The increased anti-corruption enforcement activity in Canada is a direct result of the OECD initiatives to ensure that signatory countries, such as Canada, live up to the legislative obligations they accepted by signing the OECD Convention on Combating Bribery of Foreign Public Officials in International Business Transactions. After facing harsh criticism from the OECD, Canada has significantly stepped up its enforcement.

Internationally, the most notorious investigation leading to the largest-ever fine was paid at the end of 2008 by Siemens to the U.S. authorities in the amount of $800 million, with a similar amount paid to the German enforcement authorities. Since then sky-high penalties have come to be expected in the United States. In the United Kingdom, the BAE Systems prosecution stands out, with payment of penalties to both the U.K. authorities and the U.S. authorities.

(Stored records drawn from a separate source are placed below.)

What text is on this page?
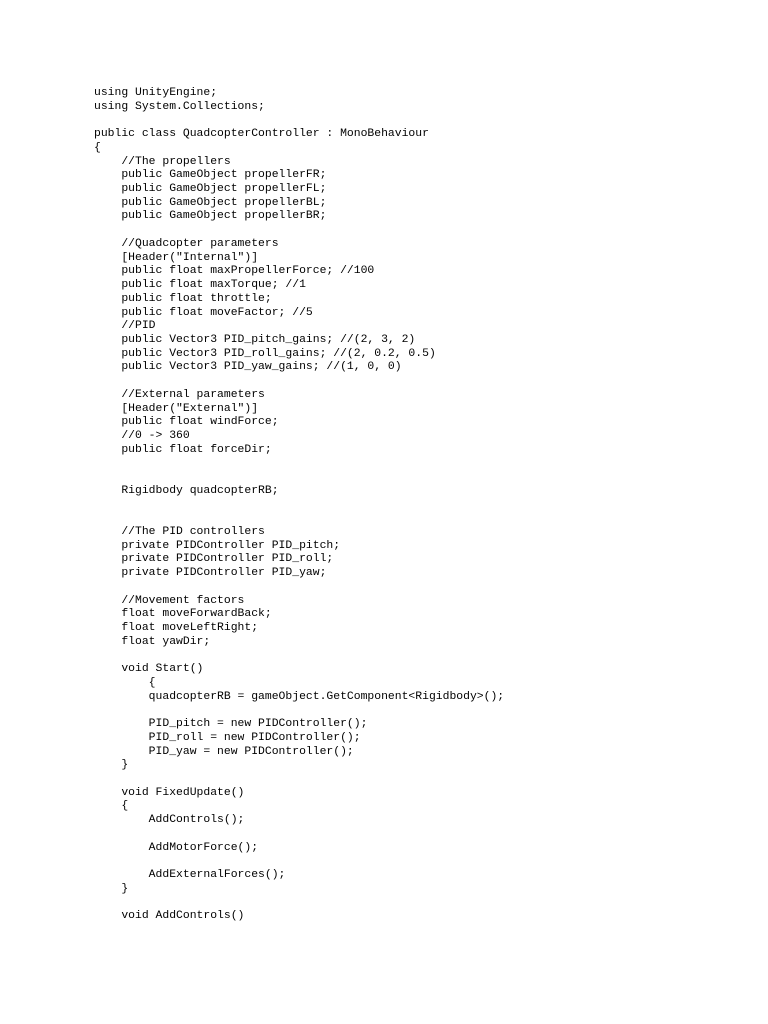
using UnityEngine;
using System.Collections;
public class QuadcopterController : MonoBehaviour
{
//The propellers
public GameObject propellerFR;
public GameObject propellerFL;
public GameObject propellerBL;
public GameObject propellerBR;
//Quadcopter parameters
[Header("Internal")]
public float maxPropellerForce; //100
public float maxTorque; //1
public float throttle;
public float moveFactor; //5
//PID
public Vector3 PID_pitch_gains; //(2, 3, 2)
public Vector3 PID_roll_gains; //(2, 0.2, 0.5)
public Vector3 PID_yaw_gains; //(1, 0, 0)
//External parameters
[Header("External")]
public float windForce;
//0 -> 360
public float forceDir;
Rigidbody quadcopterRB;
//The PID controllers
private PIDController PID_pitch;
private PIDController PID_roll;
private PIDController PID_yaw;
//Movement factors
float moveForwardBack;
float moveLeftRight;
float yawDir;
void Start()
{
quadcopterRB = gameObject.GetComponent<Rigidbody>();
PID_pitch = new PIDController();
PID_roll = new PIDController();
PID_yaw = new PIDController();
}
void FixedUpdate()
{
AddControls();
AddMotorForce();
AddExternalForces();
}
void AddControls()
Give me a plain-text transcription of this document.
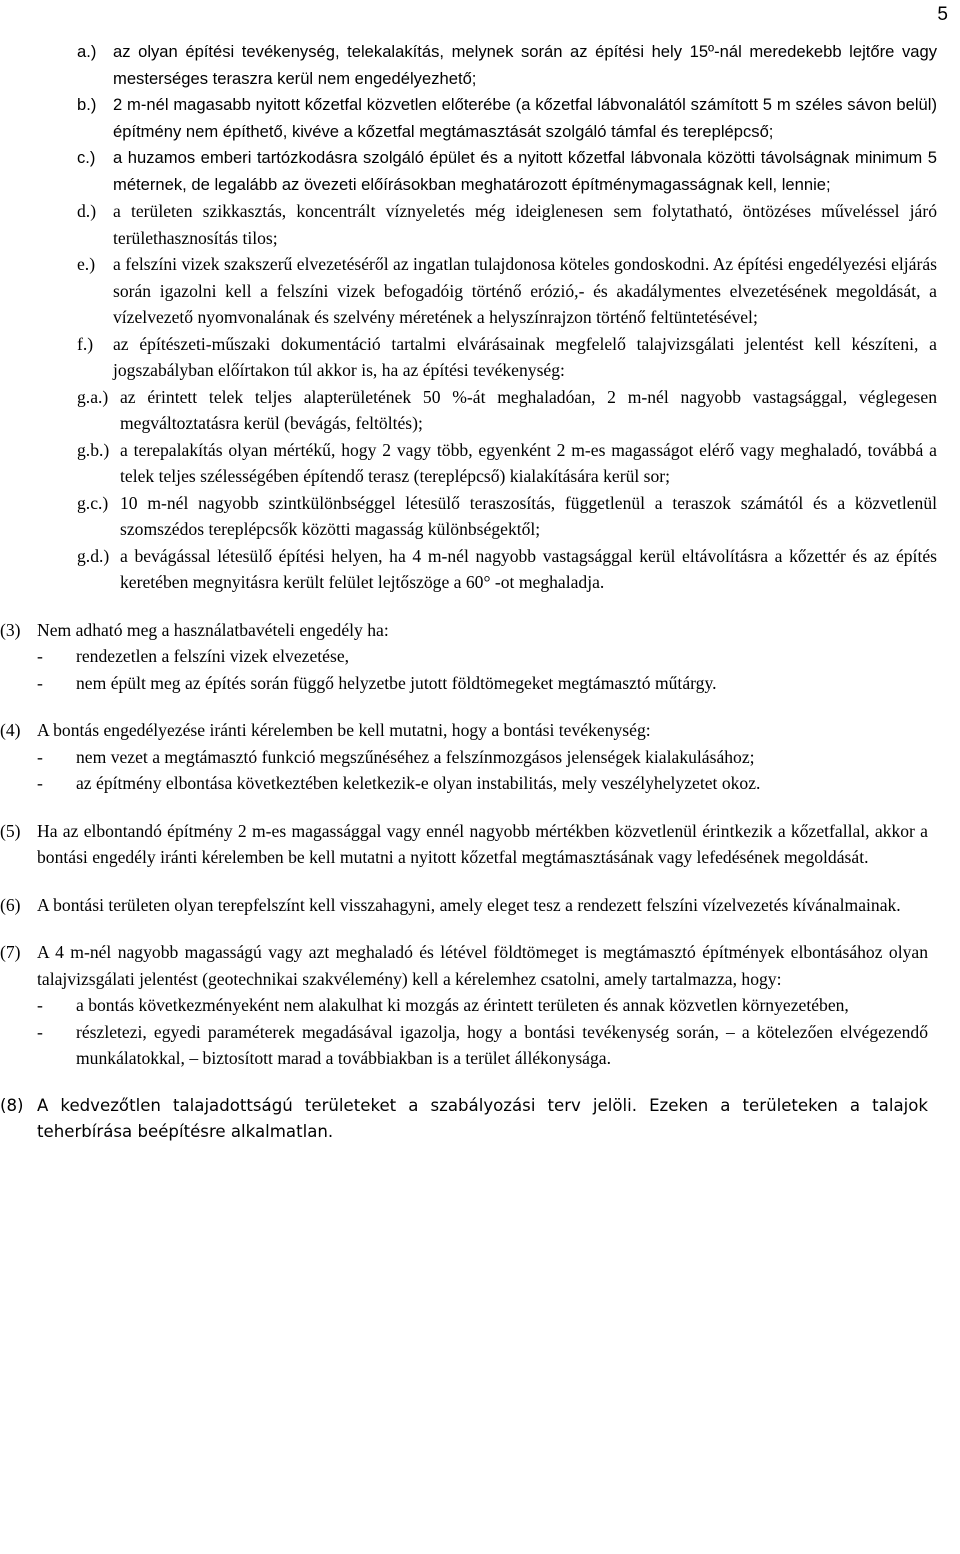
5
a.)	az olyan építési tevékenység, telekalakítás, melynek során az építési hely 15º-nál meredekebb lejtőre vagy mesterséges teraszra kerül nem engedélyezhető;
b.)	2 m-nél magasabb nyitott kőzetfal közvetlen előterébe (a kőzetfal lábvonalától számított 5 m széles sávon belül) építmény nem építhető, kivéve a kőzetfal megtámasztását szolgáló támfal és tereplépcső;
c.)	a huzamos emberi tartózkodásra szolgáló épület és a nyitott kőzetfal lábvonala közötti távolságnak minimum 5 méternek, de legalább az övezeti előírásokban meghatározott építménymagasságnak kell, lennie;
d.) a területen szikkasztás, koncentrált víznyeletés még ideiglenesen sem folytatható, öntözéses műveléssel járó területhasznosítás tilos;
e.)	a felszíni vizek szakszerű elvezetéséről az ingatlan tulajdonosa köteles gondoskodni. Az építési engedélyezési eljárás során igazolni kell a felszíni vizek befogadóig történő erózió,- és akadálymentes elvezetésének megoldását, a vízelvezető nyomvonalának és szelvény méretének a helyszínrajzon történő feltüntetésével;
f.)	az építészeti-műszaki dokumentáció tartalmi elvárásainak megfelelő talajvizsgálati jelentést kell készíteni, a jogszabályban előírtakon túl akkor is, ha az építési tevékenység:
g.a.) az érintett telek teljes alapterületének 50 %-át meghaladóan, 2 m-nél nagyobb vastagsággal, véglegesen megváltoztatásra kerül (bevágás, feltöltés);
g.b.) a terepalakítás olyan mértékű, hogy 2 vagy több, egyenként 2 m-es magasságot elérő vagy meghaladó, továbbá a telek teljes szélességében építendő terasz (tereplépcső) kialakítására kerül sor;
g.c.) 10 m-nél nagyobb szintkülönbséggel létesülő teraszosítás, függetlenül a teraszok számától és a közvetlenül szomszédos tereplépcsők közötti magasság különbségektől;
g.d.) a bevágással létesülő építési helyen, ha 4 m-nél nagyobb vastagsággal kerül eltávolításra a kőzettér és az építés keretében megnyitásra került felület lejtőszöge a 60° -ot meghaladja.
(3) Nem adható meg a használatbavételi engedély ha:
-	rendezetlen a felszíni vizek elvezetése,
-	nem épült meg az építés során függő helyzetbe jutott földtömegeket megtámasztó műtárgy.
(4) A bontás engedélyezése iránti kérelemben be kell mutatni, hogy a bontási tevékenység:
-	nem vezet a megtámasztó funkció megszűnéséhez a felszínmozgásos jelenségek kialakulásához;
-	az építmény elbontása következtében keletkezik-e olyan instabilitás, mely veszélyhelyzetet okoz.
(5) Ha az elbontandó építmény 2 m-es magassággal vagy ennél nagyobb mértékben közvetlenül érintkezik a kőzetfallal, akkor a bontási engedély iránti kérelemben be kell mutatni a nyitott kőzetfal megtámasztásának vagy lefedésének megoldását.
(6) A bontási területen olyan terepfelszínt kell visszahagyni, amely eleget tesz a rendezett felszíni vízelvezetés kívánalmainak.
(7) A 4 m-nél nagyobb magasságú vagy azt meghaladó és létével földtömeget is megtámasztó építmények elbontásához olyan talajvizsgálati jelentést (geotechnikai szakvélemény) kell a kérelemhez csatolni, amely tartalmazza, hogy:
-	a bontás következményeként nem alakulhat ki mozgás az érintett területen és annak közvetlen környezetében,
-	részletezi, egyedi paraméterek megadásával igazolja, hogy a bontási tevékenység során, – a kötelezően elvégezendő munkálatokkal, – biztosított marad a továbbiakban is a terület állékonysága.
(8) A kedvezőtlen talajadottságú területeket a szabályozási terv jelöli. Ezeken a területeken a talajok teherbírása beépítésre alkalmatlan.
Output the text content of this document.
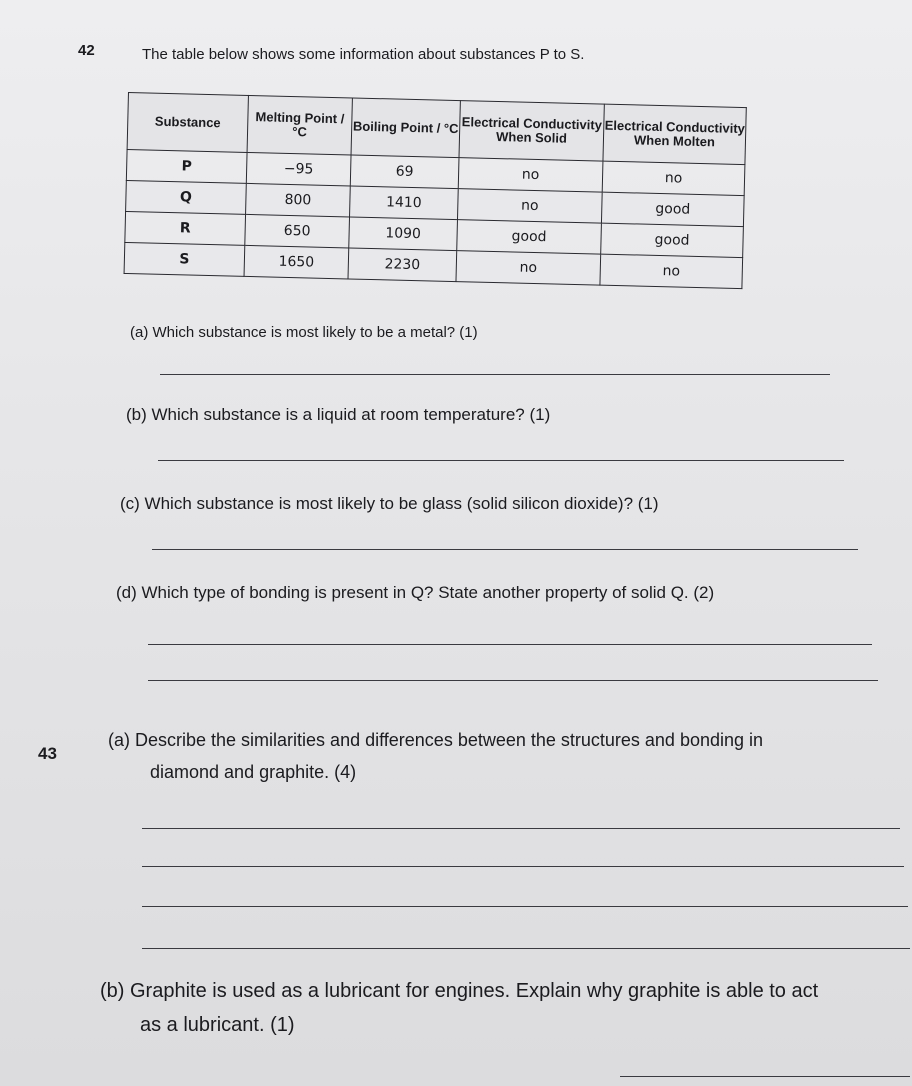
42	The table below shows some information about substances P to S.
Substance	Melting Point / °C	Boiling Point / °C	Electrical Conductivity When Solid	Electrical Conductivity When Molten
P	−95	69	no	no
Q	800	1410	no	good
R	650	1090	good	good
S	1650	2230	no	no
(a) Which substance is most likely to be a metal? (1)
(b) Which substance is a liquid at room temperature? (1)
(c) Which substance is most likely to be glass (solid silicon dioxide)? (1)
(d) Which type of bonding is present in Q? State another property of solid Q. (2)
43
(a) Describe the similarities and differences between the structures and bonding in
diamond and graphite. (4)
(b) Graphite is used as a lubricant for engines. Explain why graphite is able to act
as a lubricant. (1)
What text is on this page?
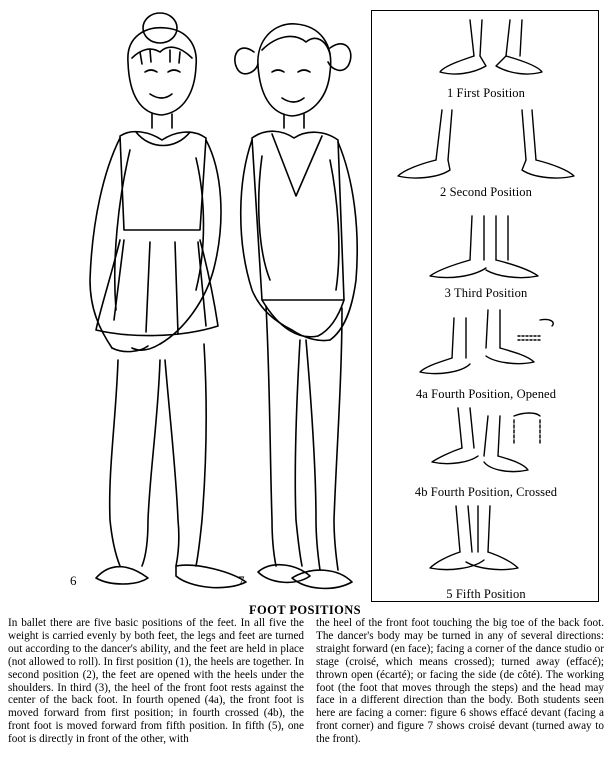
6	7
1 First Position
2 Second Position
3 Third Position
4a Fourth Position, Opened
4b Fourth Position, Crossed
5 Fifth Position
FOOT POSITIONS
In ballet there are five basic positions of the feet. In all five the weight is carried evenly by both feet, the legs and feet are turned out according to the dancer's ability, and the feet are held in place (not allowed to roll). In first position (1), the heels are together. In second position (2), the feet are opened with the heels under the shoulders. In third (3), the heel of the front foot rests against the center of the back foot. In fourth opened (4a), the front foot is moved forward from first position; in fourth crossed (4b), the front foot is moved forward from fifth position. In fifth (5), one foot is directly in front of the other, with
the heel of the front foot touching the big toe of the back foot. The dancer's body may be turned in any of several directions: straight forward (en face); facing a corner of the dance studio or stage (croisé, which means crossed); turned away (effacé); thrown open (écarté); or facing the side (de côté). The working foot (the foot that moves through the steps) and the head may face in a different direction than the body. Both students seen here are facing a corner: figure 6 shows effacé devant (facing a front corner) and figure 7 shows croisé devant (turned away to the front).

Since then, the 2011 U.K. Bribery Act has made possible higher penalties in the United Kingdom, and the constraints on penalties in the prior U.K. legislation have been set aside.

In addition to having no limitation period, the CFPOA also allows judges to impose corporate fines at their discretion without a statutorily imposed upper limit. As noted previously, corporate officers can also be subject to imprisonment for a period of up to 14 years, and up to five years for their actions taken prior to June 2013.

Conclusion

The prosecution of SNC-Lavalin for foreign bribery and fraud may end up as the seminal event that will cause officers and directors of Canadian corporations to carefully review the activities of their overseas businesses including those of their agents, as well as their record-keeping and internal controls. One would expect that this will finally lead to the implementation of risk-based robust anti-corruption compliance programs for those Canadian companies operating overseas that have not yet heeded several prior wake-up calls.